META+VERSE – Das Zine von Ruggero Maggi & Hans Braumüller
Auf dem ewigen Weg der Kunst, jenseits der geschaffenen Werke, bleiben Spuren der Freundschaft, die aus Begegnungen auf der Suche nach den Idealen für eine gerechtere Gesellschaft entstehen. Besonders in der Mail Art, deren Prinzipien den Multikulturalismus, die Beziehungen zwischen Generationen, Geschlechtern, Ethnien und sozialen Klassen fördern, wo es keine Zensur und keinen persönlichen Profit gibt, stellt Meta+Verse einen offenen Vorschlag von zwei Künstlern dar, die, ohne sich persönlich zu kennen, diese Beziehung durch einen jahrzentelangen Austausch geschaffen haben.
Die Anfänge
Als Hans Braumüller an der Universität von Chile in Santiago, während der Diktatur von Augusto Pinochet, Bildende Kunst studierte, begann er, sich an der Mail Art zu beteiligen, dank einer Einladung des chilenischen Künstlers Gregorio Berchenko, der damals in Paris lebte, an dem Sammelmagazin UNI/vers (;) mitzuwirken, einem Projekt für Visuelle Poesie des Chilenen Guillermo Deisler, der in Halle, damals DDR, lebte. Als das Portfolio UNI/vers (;) N°1 mit seiner Teilnahme per Post 1998 eintraf, entdeckte er die Welt der Mail Art und der Visuellen Poesie. Er fand diese Kunst der Kommunikation sehr inspirierend und partizipatorisch.
UNI/vers (;)
In diesem Assemblage-Magazines UNI/vers (;) N°1 stieß er auf ein Werk von Ruggero Maggi aus Italien. Dies war der Beginn eines langen Austauschs per Post und Dialogs zwischen den beiden Künstlern. Braumüller lud Maggi ein, an einer Zeitschrift namens La Preciosa Nativa (Die schöne Eingeborene) mitzuwirken, die er zusammen mit einigen Freunden in Santiago de Chile herausgab. Es handelte sich um ein gegenkulturelles Magazin, das das Universum der Kunststudenten an der Universität Universidad de Chile zusammenführte. Man nannte sie wegen ihrer langen Haare Hippies, aber vor allem versuchten sie, ihre eigene Kunst zu erfinden und voneinander zu lernen, um eine Bewegung zu schaffen, die in der Lage war, etwas Neues in Chile und insbesondere in Santiago hervorzubringen.
La Preciosa Nativa
La Preciosa Nativa wurde bis 1992 mit insgesamt 10 Ausgaben veröffentlicht. Durch die Korrespondenz mit Ruggero Maggi erkannte Braumüller, dass sie auf einem ähnlichen Weg waren, obwohl Maggi aus einer anderen Generation stammte und Braumüller gerade mit Mail Art begonnen hatte. Maggi hatte zum Beispiel ein starkes Interesse am brasilianischen Amazonas und machte mit seinem Amazon-Projekt, die ökologische Zerstörung publik, die bis heute andauert. Braumüller hingegen war sehr beeindruckt von der Indigenen Welt des Kontinents Amerika, die von der westlichen Zivilisation unterdrückt wurde und wird.

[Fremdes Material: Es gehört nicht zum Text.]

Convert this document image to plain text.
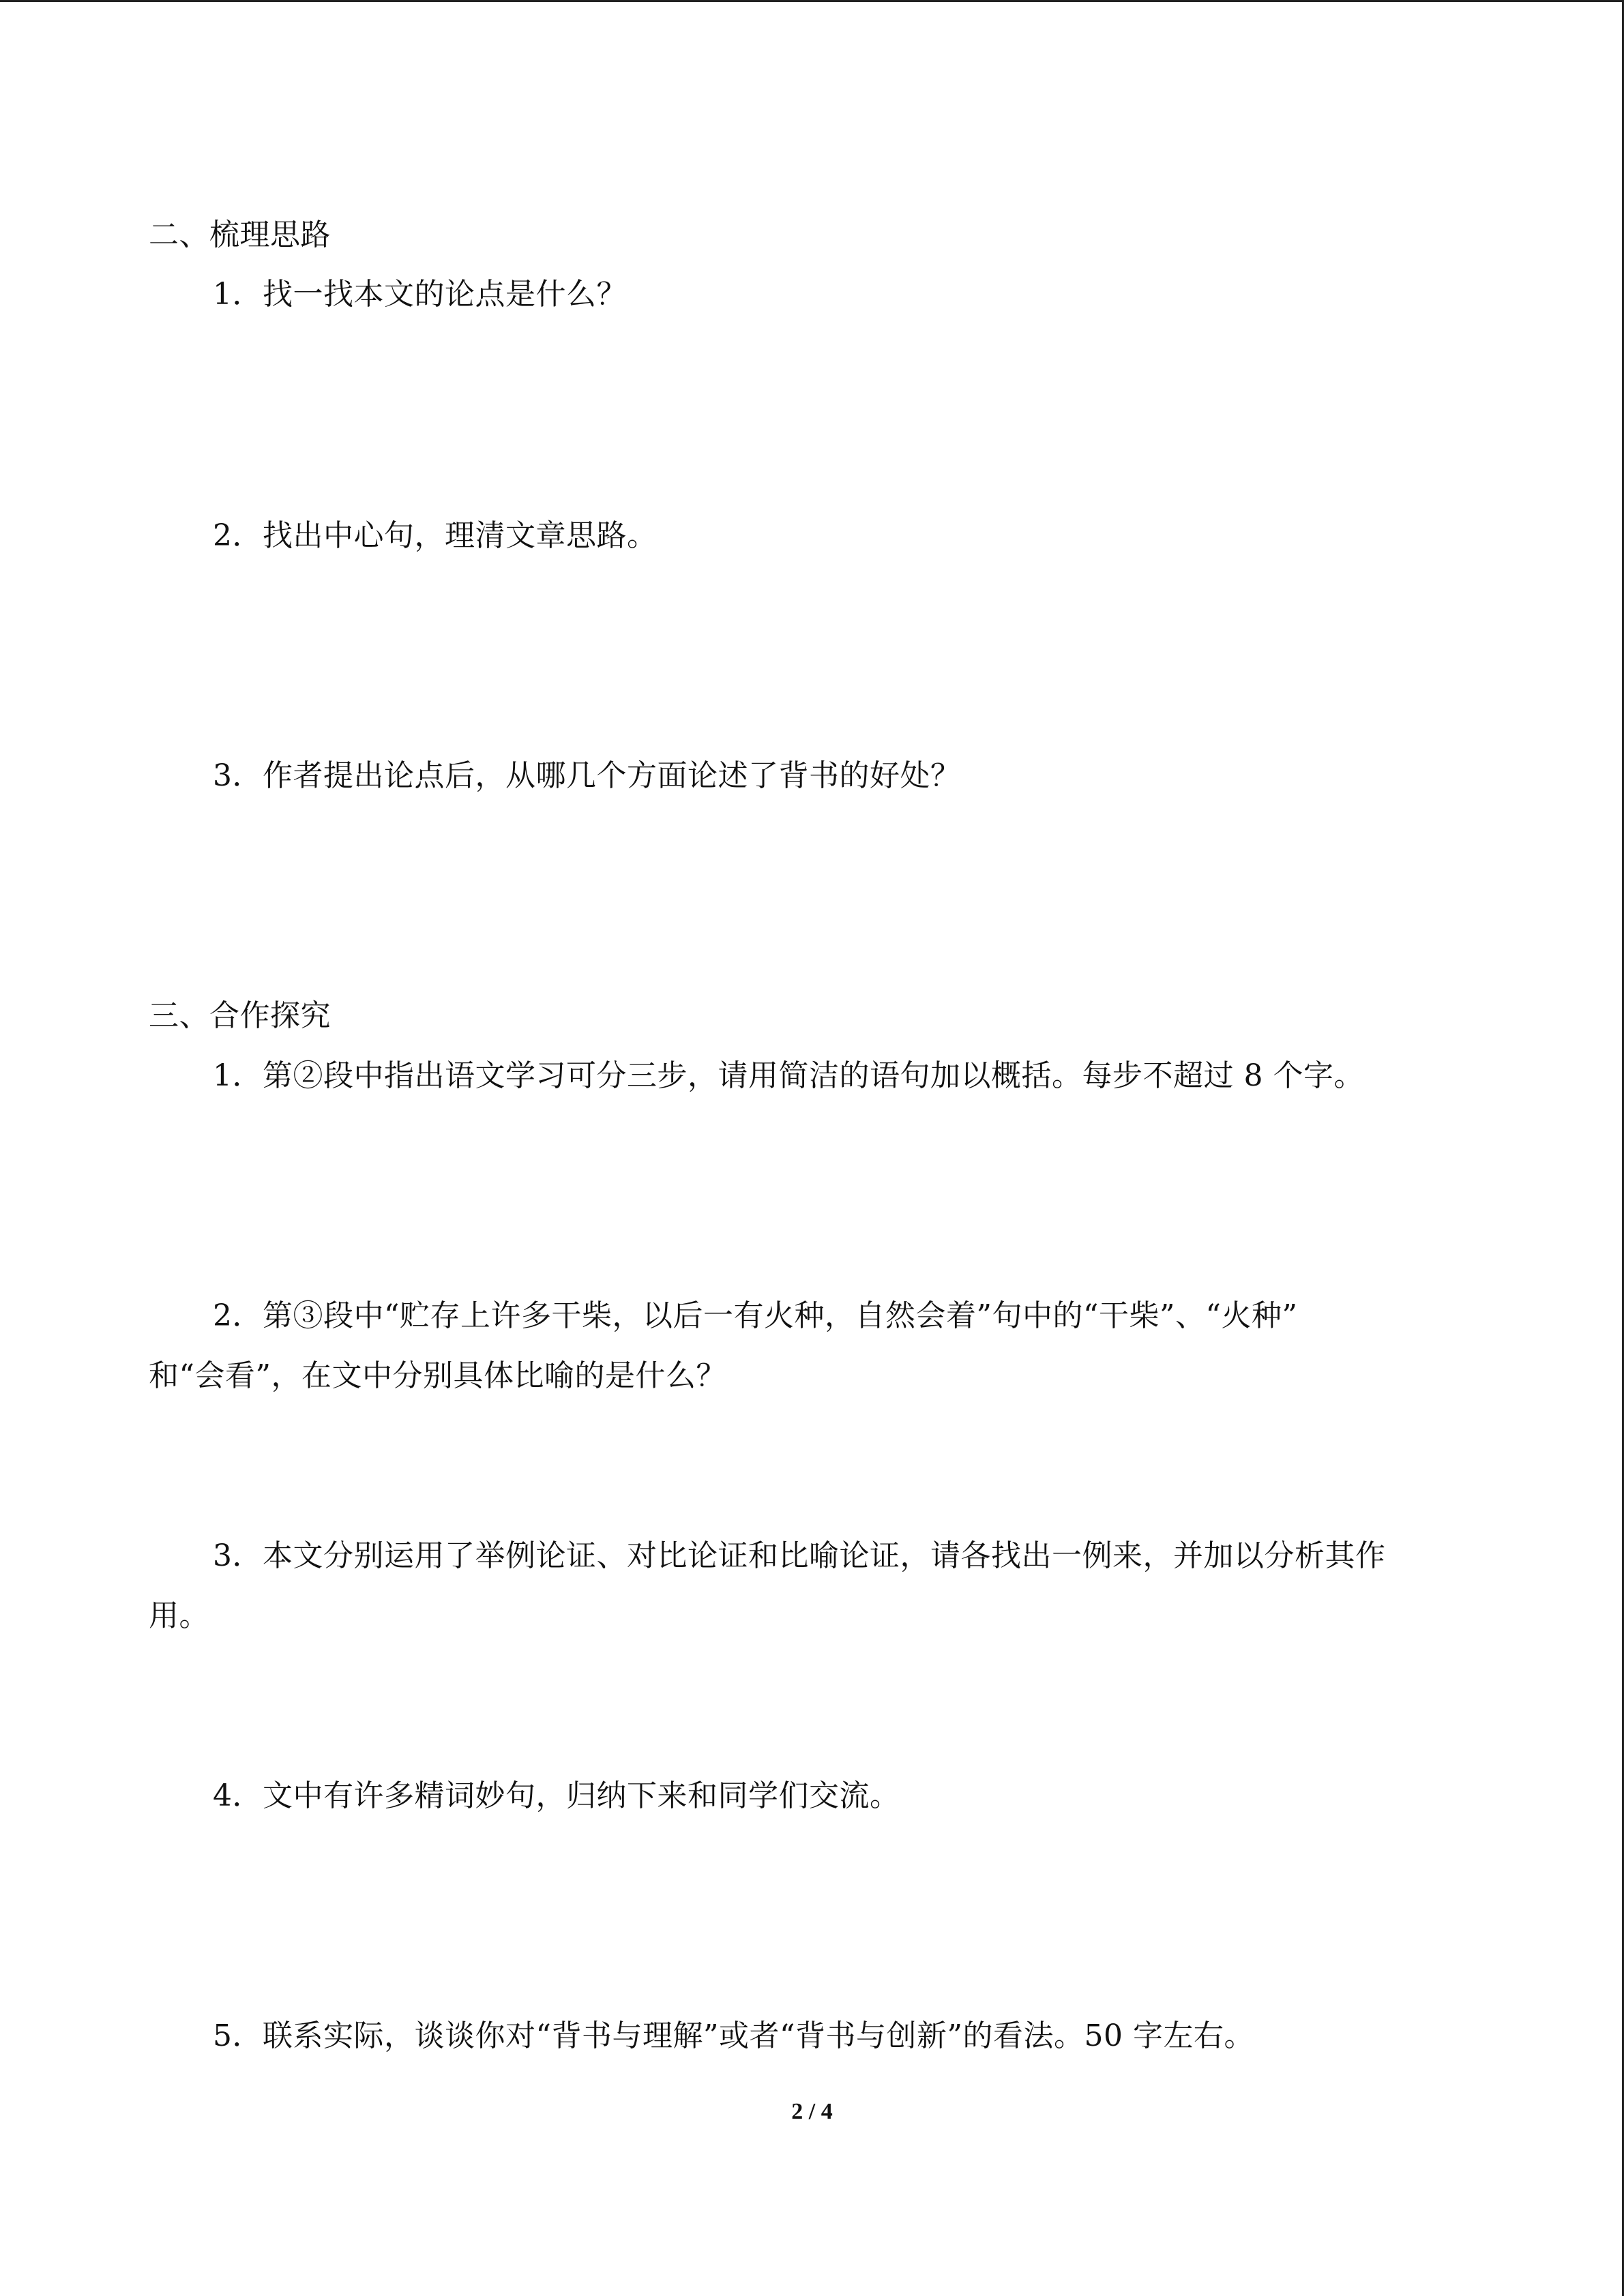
二、梳理思路
1．找一找本文的论点是什么？
2．找出中心句，理清文章思路。
3．作者提出论点后，从哪几个方面论述了背书的好处？
三、合作探究
1．第②段中指出语文学习可分三步，请用简洁的语句加以概括。每步不超过 8 个字。
2．第③段中“贮存上许多干柴，以后一有火种，自然会着”句中的“干柴”、“火种”
和“会看”，在文中分别具体比喻的是什么？
3．本文分别运用了举例论证、对比论证和比喻论证，请各找出一例来，并加以分析其作
用。
4．文中有许多精词妙句，归纳下来和同学们交流。
5．联系实际，谈谈你对“背书与理解”或者“背书与创新”的看法。50 字左右。
2 / 4
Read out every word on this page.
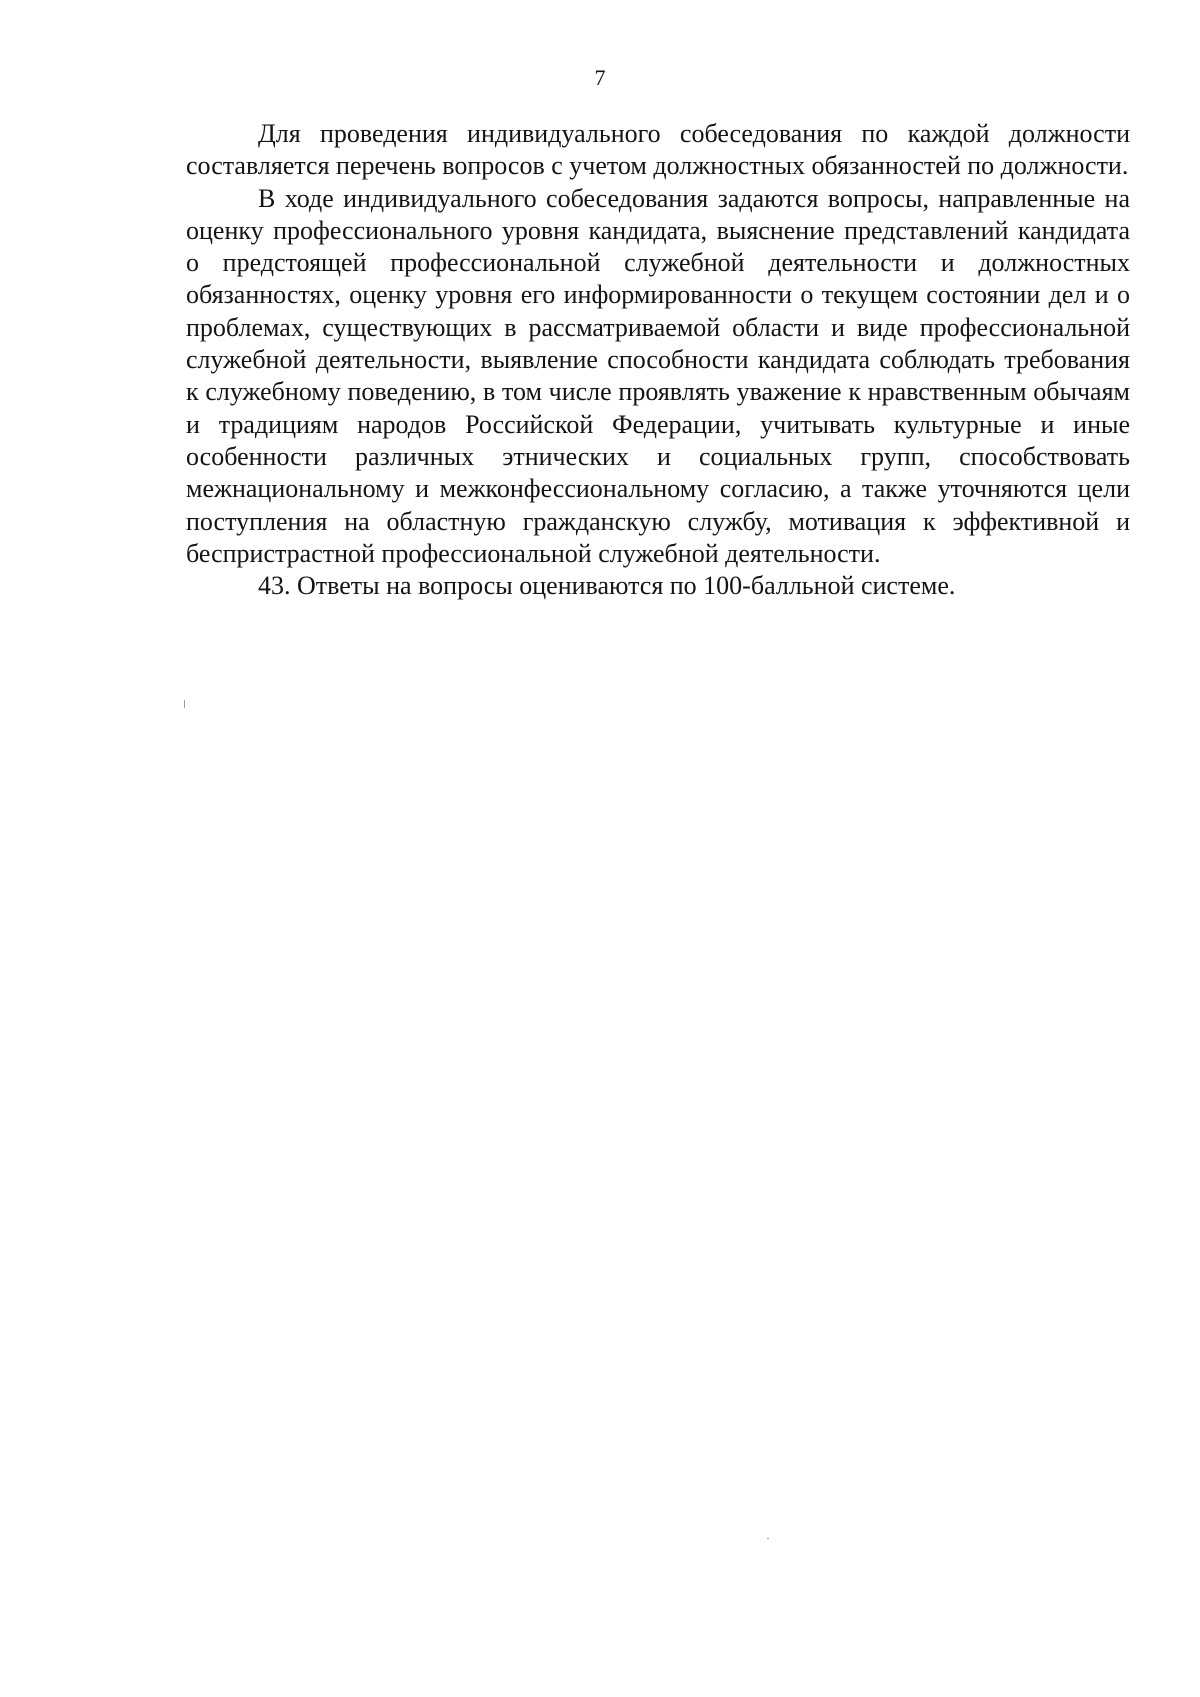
7

Для проведения индивидуального собеседования по каждой должности составляется перечень вопросов с учетом должностных обязанностей по должности.

В ходе индивидуального собеседования задаются вопросы, направленные на оценку профессионального уровня кандидата, выяснение представлений кандидата о предстоящей профессиональной служебной деятельности и должностных обязанностях, оценку уровня его информированности о текущем состоянии дел и о проблемах, существующих в рассматриваемой области и виде профессиональной служебной деятельности, выявление способности кандидата соблюдать требования к служебному поведению, в том числе проявлять уважение к нравственным обычаям и традициям народов Российской Федерации, учитывать культурные и иные особенности различных этнических и социальных групп, способствовать межнациональному и межконфессиональному согласию, а также уточняются цели поступления на областную гражданскую службу, мотивация к эффективной и беспристрастной профессиональной служебной деятельности.

43. Ответы на вопросы оцениваются по 100-балльной системе.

Maggis Beitrag zu La Preciosa Nativa N° 8 und N° 9 bestand darin, die nativen Völker Perus in Form von Künstlerbriefmarken in Mail Art darzustellen.
Kooperation
Während des kollektiven Schaffens von La Preciosa Nativa stellte Braumüller fest, dass diese Art der Zusammenarbeit ihm mehr Utopie und Energie zum Weitermachen gab. Die Zusammenarbeit und der Dialog mit anderen Diskursen sind der Schlüssel zur Entwicklung seiner einzigartigen Kunst.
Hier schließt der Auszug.